>When Schmid compared these aspects of celebrity faces to those of non-celebrities, she found that the average attractiveness score out of 10 for non-celebrities was between 4-5 while celebrities tend to score at a minimum of 6. According to her algorithm, celebrities are significantly more attractive than non-celebrities with top scorers including Brad Pitt, George Clooney, Kate Upton, and Miley Cyrus.
I had the same question, it seems silly to build a collection of copyrighted content and apply your own copyright to it.
I guess the argument is the same one all the AI people are relying on: I built this collection of fair use material and I am applying my copyright to the product of my work. I wouldn't want to argue that one in court.
IANAL: As far as I know, making the compilation earns you a copyright. But for a reader to make a copy, they need licenses from you and from the copyright holders of all the images. So in this case maybe the release notice that you quoted means that there is still all the image copyrights to obtain licenses for.
Fair use is a justification for why copyright restrictions may not apply in a given scenario, not a license to apply new legal restrictions to work you do not own.
https://psych-neuro.com/2016/04/04/hollywood-beauty-does-fam...

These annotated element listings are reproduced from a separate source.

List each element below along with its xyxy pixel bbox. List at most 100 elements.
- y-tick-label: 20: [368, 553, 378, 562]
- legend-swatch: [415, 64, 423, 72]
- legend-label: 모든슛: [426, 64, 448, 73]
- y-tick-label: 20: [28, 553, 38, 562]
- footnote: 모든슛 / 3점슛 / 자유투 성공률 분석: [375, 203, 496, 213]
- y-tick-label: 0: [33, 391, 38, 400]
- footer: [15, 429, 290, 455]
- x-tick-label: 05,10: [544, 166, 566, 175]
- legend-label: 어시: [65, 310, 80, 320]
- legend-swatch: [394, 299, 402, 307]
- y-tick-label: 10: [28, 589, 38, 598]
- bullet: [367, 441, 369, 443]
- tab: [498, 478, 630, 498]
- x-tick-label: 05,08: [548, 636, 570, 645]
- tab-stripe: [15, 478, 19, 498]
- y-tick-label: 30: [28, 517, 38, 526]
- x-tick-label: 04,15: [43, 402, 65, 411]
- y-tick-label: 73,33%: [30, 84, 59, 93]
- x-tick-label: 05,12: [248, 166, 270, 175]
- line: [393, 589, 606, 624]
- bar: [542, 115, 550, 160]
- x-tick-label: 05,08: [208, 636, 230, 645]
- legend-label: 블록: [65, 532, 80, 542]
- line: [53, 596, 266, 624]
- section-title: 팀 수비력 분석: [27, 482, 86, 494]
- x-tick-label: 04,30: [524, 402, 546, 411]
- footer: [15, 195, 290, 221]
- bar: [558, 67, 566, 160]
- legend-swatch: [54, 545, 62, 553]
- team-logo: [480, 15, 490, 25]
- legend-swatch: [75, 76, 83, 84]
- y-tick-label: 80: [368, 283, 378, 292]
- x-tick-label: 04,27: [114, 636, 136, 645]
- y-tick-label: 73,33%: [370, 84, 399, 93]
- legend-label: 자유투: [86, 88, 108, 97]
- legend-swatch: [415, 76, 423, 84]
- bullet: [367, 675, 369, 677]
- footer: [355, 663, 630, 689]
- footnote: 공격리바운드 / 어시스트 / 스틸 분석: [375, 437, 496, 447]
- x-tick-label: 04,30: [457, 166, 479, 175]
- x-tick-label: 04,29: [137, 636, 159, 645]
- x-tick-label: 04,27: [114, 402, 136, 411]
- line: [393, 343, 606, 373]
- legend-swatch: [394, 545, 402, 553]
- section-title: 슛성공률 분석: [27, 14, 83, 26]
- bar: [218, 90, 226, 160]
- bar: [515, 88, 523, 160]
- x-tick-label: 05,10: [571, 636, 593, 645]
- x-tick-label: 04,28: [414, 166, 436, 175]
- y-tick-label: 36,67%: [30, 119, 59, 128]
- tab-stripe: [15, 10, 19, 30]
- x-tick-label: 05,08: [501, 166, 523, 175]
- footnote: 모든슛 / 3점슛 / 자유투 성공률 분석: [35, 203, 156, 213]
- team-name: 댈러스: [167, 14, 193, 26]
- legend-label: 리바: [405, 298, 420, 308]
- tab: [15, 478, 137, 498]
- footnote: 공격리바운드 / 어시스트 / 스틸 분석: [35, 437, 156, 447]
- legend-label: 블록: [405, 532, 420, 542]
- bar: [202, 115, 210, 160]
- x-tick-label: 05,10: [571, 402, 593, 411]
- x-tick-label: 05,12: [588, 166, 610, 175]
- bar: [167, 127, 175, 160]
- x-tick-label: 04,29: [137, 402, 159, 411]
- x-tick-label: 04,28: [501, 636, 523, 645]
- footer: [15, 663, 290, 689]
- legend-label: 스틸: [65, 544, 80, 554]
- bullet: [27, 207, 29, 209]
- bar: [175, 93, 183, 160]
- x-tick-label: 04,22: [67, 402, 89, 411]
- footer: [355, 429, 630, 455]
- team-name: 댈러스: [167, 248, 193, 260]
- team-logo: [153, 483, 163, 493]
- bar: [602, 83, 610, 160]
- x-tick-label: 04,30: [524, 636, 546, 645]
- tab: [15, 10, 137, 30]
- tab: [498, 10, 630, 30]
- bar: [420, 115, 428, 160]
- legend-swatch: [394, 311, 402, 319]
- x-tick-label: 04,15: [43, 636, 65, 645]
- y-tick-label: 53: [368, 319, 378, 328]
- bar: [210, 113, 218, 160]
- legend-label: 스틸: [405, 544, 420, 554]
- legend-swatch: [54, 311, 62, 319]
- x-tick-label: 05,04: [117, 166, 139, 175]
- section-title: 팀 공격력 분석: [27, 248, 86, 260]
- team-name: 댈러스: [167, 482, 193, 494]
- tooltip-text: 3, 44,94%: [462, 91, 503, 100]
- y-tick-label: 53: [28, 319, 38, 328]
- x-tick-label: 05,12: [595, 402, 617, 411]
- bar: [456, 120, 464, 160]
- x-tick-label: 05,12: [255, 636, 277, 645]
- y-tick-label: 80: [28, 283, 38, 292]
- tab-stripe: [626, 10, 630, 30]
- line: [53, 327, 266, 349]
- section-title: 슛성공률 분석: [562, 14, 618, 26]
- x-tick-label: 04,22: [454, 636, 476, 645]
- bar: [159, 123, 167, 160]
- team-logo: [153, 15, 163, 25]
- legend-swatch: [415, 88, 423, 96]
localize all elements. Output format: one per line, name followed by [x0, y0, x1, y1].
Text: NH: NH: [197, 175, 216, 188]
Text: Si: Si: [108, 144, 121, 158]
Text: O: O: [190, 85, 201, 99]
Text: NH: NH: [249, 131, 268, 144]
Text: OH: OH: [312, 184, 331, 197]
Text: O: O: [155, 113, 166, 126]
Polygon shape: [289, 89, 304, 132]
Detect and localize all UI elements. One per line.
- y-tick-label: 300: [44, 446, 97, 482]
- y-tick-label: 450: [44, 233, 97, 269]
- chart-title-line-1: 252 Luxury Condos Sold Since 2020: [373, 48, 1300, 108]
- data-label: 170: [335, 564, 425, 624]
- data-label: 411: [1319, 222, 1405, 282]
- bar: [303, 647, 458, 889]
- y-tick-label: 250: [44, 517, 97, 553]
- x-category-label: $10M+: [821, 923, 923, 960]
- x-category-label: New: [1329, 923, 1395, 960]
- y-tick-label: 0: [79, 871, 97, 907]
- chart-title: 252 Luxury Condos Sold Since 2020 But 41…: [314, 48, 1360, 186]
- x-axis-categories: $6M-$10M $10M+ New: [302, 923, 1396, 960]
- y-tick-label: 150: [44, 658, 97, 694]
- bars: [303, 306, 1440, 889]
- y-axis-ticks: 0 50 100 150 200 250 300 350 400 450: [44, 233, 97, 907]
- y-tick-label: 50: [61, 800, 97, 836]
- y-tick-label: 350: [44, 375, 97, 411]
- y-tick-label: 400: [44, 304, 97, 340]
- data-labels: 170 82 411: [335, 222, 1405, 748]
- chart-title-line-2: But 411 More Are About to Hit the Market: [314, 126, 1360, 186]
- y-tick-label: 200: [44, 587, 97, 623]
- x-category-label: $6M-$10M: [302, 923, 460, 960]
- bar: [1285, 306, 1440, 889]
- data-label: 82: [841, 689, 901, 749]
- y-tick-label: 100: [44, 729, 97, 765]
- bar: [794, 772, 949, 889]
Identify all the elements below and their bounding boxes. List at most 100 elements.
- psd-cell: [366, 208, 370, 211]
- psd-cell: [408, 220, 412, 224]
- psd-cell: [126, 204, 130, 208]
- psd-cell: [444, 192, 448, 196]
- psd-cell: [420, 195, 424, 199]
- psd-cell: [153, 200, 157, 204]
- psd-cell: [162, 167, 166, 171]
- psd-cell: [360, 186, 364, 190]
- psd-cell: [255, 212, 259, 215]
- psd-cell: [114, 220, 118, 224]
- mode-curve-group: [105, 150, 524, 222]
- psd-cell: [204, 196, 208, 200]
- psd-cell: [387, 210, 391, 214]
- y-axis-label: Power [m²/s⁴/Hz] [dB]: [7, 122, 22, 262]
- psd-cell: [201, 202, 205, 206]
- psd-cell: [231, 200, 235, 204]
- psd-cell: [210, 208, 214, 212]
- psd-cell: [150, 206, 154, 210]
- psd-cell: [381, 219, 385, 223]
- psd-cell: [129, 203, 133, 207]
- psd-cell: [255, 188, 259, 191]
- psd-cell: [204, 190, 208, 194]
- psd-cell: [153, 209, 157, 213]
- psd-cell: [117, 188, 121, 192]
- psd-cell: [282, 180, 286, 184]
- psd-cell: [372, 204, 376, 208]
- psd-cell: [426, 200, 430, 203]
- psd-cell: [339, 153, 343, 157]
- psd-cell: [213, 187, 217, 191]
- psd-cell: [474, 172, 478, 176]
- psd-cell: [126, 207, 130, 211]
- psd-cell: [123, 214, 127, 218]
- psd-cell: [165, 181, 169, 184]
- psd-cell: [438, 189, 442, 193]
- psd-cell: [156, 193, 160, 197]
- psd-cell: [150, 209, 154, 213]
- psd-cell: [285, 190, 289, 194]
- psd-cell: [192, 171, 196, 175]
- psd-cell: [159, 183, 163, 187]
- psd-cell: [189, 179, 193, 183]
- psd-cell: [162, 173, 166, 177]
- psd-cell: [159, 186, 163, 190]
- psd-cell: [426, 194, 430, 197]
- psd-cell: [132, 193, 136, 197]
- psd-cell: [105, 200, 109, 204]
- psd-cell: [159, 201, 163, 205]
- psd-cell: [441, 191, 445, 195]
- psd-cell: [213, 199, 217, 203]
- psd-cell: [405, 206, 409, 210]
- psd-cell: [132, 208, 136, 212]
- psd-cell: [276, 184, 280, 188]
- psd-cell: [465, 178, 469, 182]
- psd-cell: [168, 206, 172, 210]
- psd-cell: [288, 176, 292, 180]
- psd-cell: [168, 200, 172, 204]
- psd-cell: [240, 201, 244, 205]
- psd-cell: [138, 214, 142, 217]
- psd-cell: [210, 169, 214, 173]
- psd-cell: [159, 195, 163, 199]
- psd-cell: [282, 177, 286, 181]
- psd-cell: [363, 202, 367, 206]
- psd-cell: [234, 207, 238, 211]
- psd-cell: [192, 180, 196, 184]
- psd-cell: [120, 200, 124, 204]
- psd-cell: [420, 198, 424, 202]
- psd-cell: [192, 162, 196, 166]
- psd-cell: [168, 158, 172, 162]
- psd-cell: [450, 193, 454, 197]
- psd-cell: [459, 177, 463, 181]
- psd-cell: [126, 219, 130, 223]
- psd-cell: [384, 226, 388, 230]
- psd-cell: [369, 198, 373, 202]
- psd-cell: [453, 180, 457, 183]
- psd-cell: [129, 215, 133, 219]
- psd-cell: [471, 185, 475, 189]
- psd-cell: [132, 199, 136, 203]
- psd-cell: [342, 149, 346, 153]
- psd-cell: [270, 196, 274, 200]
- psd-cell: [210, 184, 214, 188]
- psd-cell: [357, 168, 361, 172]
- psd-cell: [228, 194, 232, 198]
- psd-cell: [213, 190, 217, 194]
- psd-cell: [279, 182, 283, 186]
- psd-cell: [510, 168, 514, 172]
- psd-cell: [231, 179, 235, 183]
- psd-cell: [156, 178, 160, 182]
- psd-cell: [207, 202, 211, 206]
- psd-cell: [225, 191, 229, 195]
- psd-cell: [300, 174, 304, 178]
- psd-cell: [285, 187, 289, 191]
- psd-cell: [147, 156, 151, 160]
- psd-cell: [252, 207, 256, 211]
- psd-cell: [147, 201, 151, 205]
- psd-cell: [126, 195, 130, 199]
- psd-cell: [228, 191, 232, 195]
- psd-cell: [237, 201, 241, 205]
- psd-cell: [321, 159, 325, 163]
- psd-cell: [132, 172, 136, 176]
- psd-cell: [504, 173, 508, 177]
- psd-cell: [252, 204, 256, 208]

>When Schmid compared these aspects of celebrity faces to those of non-celebrities, she found that the average attractiveness score out of 10 for non-celebrities was between 4-5 while celebrities tend to score at a minimum of 6. According to her algorithm, celebrities are significantly more attractive than non-celebrities with top scorers including Brad Pitt, George Clooney, Kate Upton, and Miley Cyrus.